When we want to do things for a prolonged period of time, it is necessary that we take the appropriate amount of breaks at the appropriate times. But how exactly would a trader determine when to take a break when the markets trade for 5 days a week? Before we move on to the “when”, let us first discuss the “why”.
For starters, taking trading breaks is necessary for the long term sustainability of your trading. Let’s say that you are on a losing streak and you are trying to decide whether to take a break or not. On the one hand, taking a break for one week will let you evaluate your system.
On the other hand, continuing to trade despite your losing streak might be what you need in order to end the streak. Although continuing to trade might sound like a compelling option, there is a possibility that you’ll end up with more losses thereby by lowering your spirits which eventually leads to the end of your trading journey.
Now that we have established the importance of taking breaks, let us discuss exactly when you should take breaks. It is worth noting that these tips are only possible through journaling or the act of recording your trades. You can use anything from Investajournal to simply using a notebook to record your trades as long as the journal contains your entry and exit prices as well as your entry and exit reasons. Now that we have our journal, we must discuss two important metrics: VAR (Value at Risk) and Exit Notes.
Value at Risk
Value at Risk (VAR) is actually a statistical measure used by financial institutions in order to determine the risk involved in a certain portfolio. However, in the context of retail trading, VAR pertains to the amount that you are risking relative to the size of our portfolio. So lets say that you have PHP 100,000 in your portfolio, 1 VAR is equal to PHP 1000. This means that if a trade involves the risk of losing PHP 1000, then you are risking 1 VAR.
So how can we use VAR to determine when to take a break? Well, it can be as easy as taking a break when you are down 10 VAR. This means that if your initial capital of PHP 100,000 has turned to PHP 90,000. This is the perfect time to take a break because it shows us that there is something wrong with our system. Losing 10% of your portfolio is not something that you should take lightly. This requires an evaluation of your system that usually entails virtual trading and continuous learning.
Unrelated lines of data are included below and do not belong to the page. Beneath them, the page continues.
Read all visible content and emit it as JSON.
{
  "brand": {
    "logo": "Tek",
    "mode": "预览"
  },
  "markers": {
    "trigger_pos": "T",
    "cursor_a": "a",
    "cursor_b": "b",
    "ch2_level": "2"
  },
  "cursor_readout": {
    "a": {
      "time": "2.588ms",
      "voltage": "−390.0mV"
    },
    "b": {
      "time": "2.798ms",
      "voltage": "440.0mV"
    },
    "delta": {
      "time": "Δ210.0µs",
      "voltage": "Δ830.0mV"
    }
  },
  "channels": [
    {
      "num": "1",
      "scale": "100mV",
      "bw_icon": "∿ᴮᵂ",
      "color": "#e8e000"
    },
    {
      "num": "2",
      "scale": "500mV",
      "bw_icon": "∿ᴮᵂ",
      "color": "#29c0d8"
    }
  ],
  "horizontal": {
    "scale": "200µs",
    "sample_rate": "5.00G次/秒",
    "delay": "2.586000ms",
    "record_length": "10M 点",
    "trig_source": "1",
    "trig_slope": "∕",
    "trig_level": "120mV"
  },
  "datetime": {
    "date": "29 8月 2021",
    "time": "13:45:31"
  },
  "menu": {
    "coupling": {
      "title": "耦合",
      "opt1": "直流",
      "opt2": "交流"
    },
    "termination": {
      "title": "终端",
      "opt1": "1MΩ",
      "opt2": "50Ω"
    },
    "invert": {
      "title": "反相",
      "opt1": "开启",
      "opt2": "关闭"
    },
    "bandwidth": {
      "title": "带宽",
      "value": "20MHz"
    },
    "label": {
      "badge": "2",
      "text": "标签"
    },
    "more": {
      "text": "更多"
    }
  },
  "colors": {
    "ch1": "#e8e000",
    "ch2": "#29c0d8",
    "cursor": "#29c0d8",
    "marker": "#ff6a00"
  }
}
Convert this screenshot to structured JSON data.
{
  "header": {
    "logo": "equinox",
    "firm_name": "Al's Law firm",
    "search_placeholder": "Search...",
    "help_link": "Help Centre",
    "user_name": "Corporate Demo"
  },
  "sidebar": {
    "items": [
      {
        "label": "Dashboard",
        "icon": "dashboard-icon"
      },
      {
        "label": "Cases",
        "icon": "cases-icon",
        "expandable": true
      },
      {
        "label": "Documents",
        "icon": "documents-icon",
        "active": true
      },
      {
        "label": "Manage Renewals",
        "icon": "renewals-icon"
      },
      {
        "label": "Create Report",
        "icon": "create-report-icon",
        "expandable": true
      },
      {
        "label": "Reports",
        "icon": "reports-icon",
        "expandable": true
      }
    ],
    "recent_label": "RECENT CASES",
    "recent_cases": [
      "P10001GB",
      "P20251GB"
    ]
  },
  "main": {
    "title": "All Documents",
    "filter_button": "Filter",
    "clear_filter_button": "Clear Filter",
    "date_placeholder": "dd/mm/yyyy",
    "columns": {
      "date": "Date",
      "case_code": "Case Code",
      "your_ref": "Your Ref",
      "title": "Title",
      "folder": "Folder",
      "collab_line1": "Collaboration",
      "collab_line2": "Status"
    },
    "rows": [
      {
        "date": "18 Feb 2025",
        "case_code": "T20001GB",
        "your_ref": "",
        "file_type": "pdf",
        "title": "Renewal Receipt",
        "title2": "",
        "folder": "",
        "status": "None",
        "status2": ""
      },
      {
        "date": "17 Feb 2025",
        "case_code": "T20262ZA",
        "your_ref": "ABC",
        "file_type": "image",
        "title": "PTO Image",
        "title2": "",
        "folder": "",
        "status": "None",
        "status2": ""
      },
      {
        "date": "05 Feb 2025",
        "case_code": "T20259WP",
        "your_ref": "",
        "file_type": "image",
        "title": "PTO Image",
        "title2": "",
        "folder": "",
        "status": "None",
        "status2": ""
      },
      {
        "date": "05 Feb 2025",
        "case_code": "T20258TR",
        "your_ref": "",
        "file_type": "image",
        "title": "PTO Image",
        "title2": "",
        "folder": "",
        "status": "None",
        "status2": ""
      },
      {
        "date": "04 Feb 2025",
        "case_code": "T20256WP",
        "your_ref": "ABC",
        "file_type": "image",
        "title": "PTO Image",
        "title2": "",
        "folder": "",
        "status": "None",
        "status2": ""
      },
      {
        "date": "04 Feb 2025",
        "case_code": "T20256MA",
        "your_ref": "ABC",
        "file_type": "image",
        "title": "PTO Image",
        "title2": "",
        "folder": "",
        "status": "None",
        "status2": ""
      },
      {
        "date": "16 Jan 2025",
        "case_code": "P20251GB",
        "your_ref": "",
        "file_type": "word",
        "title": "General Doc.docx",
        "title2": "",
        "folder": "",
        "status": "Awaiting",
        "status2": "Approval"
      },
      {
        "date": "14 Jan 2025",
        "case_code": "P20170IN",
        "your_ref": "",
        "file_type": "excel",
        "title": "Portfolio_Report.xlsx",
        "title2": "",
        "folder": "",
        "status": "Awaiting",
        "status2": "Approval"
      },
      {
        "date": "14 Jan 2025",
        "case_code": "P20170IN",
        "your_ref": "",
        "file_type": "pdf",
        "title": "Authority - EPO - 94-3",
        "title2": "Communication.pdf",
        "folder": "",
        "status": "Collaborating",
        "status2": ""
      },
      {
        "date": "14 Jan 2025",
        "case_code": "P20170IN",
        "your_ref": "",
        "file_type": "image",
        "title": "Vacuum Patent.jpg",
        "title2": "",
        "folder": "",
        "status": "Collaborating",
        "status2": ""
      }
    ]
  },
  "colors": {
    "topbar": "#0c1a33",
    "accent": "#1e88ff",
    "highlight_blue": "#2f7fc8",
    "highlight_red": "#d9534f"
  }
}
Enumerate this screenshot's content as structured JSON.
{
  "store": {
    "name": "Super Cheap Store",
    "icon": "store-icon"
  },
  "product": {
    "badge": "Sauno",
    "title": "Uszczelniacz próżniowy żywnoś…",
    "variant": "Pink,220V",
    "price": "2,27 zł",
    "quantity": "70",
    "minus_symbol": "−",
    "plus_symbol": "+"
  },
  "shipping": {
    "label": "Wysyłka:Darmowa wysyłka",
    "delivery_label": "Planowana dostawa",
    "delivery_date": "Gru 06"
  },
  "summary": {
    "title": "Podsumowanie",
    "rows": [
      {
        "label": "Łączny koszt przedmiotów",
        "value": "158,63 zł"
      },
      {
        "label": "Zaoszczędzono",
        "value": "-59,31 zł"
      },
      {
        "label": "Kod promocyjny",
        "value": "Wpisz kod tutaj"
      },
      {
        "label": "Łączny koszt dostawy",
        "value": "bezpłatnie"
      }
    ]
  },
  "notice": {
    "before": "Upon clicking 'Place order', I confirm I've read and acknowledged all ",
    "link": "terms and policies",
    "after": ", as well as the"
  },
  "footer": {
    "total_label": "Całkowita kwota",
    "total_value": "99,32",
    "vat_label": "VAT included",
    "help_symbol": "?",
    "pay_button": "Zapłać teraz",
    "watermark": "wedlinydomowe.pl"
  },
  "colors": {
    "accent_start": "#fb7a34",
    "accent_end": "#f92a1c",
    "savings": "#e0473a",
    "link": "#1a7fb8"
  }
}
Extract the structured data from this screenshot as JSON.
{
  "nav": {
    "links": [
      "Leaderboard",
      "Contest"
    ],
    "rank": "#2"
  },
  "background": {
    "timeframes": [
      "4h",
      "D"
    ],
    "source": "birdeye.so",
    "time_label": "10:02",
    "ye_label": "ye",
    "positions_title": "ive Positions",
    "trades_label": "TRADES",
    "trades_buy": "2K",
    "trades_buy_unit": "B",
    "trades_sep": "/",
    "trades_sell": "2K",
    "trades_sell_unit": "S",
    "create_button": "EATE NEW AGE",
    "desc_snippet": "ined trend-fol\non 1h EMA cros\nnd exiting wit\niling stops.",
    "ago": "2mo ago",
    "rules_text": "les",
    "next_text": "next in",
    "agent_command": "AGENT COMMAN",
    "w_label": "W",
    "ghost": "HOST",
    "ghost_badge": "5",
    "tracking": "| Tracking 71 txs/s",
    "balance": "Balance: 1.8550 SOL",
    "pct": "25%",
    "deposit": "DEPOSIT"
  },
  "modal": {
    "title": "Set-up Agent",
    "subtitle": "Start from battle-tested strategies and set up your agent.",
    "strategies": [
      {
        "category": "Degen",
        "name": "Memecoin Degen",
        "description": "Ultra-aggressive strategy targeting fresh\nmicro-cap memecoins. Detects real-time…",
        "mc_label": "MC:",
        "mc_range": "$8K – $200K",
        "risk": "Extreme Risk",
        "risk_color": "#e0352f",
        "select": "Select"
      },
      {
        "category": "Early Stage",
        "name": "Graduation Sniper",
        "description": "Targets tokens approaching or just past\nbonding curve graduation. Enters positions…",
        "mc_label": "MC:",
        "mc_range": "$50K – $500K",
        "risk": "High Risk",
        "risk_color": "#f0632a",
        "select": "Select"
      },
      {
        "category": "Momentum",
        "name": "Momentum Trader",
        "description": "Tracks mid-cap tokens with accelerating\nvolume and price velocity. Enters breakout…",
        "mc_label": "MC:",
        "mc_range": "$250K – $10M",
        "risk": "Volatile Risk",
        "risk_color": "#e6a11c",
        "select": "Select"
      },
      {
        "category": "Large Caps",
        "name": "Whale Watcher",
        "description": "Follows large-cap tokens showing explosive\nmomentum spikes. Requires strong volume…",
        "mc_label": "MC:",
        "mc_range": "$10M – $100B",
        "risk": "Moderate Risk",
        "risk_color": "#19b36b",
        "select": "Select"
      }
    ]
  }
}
Another metric that you can use is if you lose 5 VAR in consecutive trades. So if your capital is PHP 100,000 and you raise it to PHP 120,000 but lost PHP 5000 in consecutive trades (net PHP 115,000), then maybe there’s something happening to the market that requires you to adjust your system. In summary, you can either take a break when you’re down a certain number of VAR from your capital (regardless of win/loss ratio) or you can take a break when you lose a certain number of VAR to consecutive trades.
Aside from the amount that we gain/lose, we also have to look at WHY we lost/gained money. Basically, if you are losing for the same reasons (e.g. failed breakout, whipsaw) then maybe you need to adjust your system in relation to that.
An example is adding Average True Range (ATR) to your system to avoid further whipsaws. It’s easy to say that you don’t need to take a break to adjust your system but in reality, you cannot be objective with your trading setup if you have open positions.
It does not matter if you are a beginner or an experienced trader, everyone goes through losing streaks. In the end, we have to remember that bouncing back from losing builds character which is the primary tool that we need in order to find success. However, you do not need (nor should you) bounce back right away. Oftentimes, a break is necessary in order in order to avoid making the same mistakes that brought us to our downfall in the first place.